Land & sea

Stupid people are a danger, chiefly to themselves. But smart people are a danger to the whole community.

I was reminded of this recently, when idly studying the dolphins. They are generally credited, by human naïfs, as perhaps the smartest of the marine animals: highly intelligent, sophisticated social life, known linguistic ability. I, personally, would try to converse with an elephant, before mixing socially with a bottlenose, or a chimpanzee (at the low end of this intellectual pyramid). But that is because I am also perilously naïve. (Have you ever seen an elephant having a temper tantrum?) All three creatures can be dangerously clever, certainly compared to snakes, and poisonous frogs, who tend to mind their own business. But dolphins socialize back, as we learn on the sight-seeing expeditions. They not only mix, but are extroverted.

Dr Chantel Elston, my favourite marine biologist on the U-Boob, studies stingrays in her native Cape Province, South Africa. She is also informative on other marine topics, and it is from her that I have learnt of the bottlenose dolphin’s propensity to purposely-organized gang rapes, and their many other incidents of aggression and violence.

Infanticide, for instance, is among their disagreeable habits. So advanced is their understanding of genetics, that the males know how to pick out the children of questionable paternity. Nature requires mothers to defend all of the babes, but allows fathers to be selective. The dolphin calves, like young humans presently, are responsively suicidal. They often beach themselves after such an assault has broken their backs and cracked all their ribs. It’s not easy, coming of age as a dolphin.

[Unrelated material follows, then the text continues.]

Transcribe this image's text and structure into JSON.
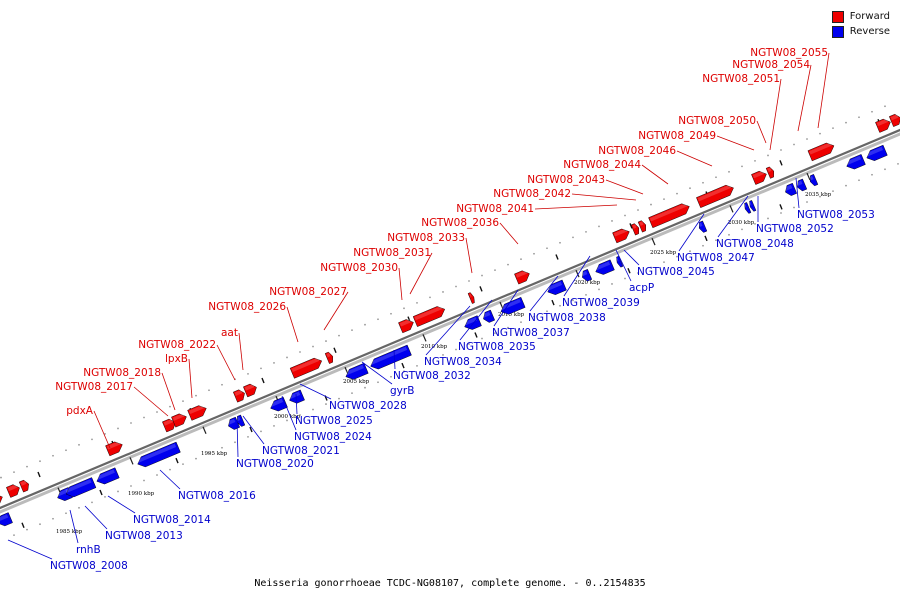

They must wish their fathers were slower-witted.

Don’t kid yourself: emotional intelligence is actual intelligence, and like the other forms, is minacious, as any persecuted husband or boyfriend will tell you. (Human males are, of course, much less intelligent than the females.) Dolphins, indeed, are among the most emotional animals. They have mastered cute and cuddly, when swimming with people, as an act to get food and snacks, but may with little warning switch to another mood, in which they bite viciously, ram, and attempt to drown their companions — unlike the dim-witted sharks, who only want more food (and may go about choosing it unwisely). For the emotional are subject to strange hungers, that can never be satisfied; whereas a stupid creature can just eat something, then be at peace.

Dolphins kill porpoises gratuitously, as individuals when they dislike a face, or collectively when the dislike is for another pod or tribe. They have complex inter-personal relationships, and as gentle reader may know, politics and war follow from that.

They also call each other by name. As our knowledge of marine biology increases, we are bound to discover satirical intentions.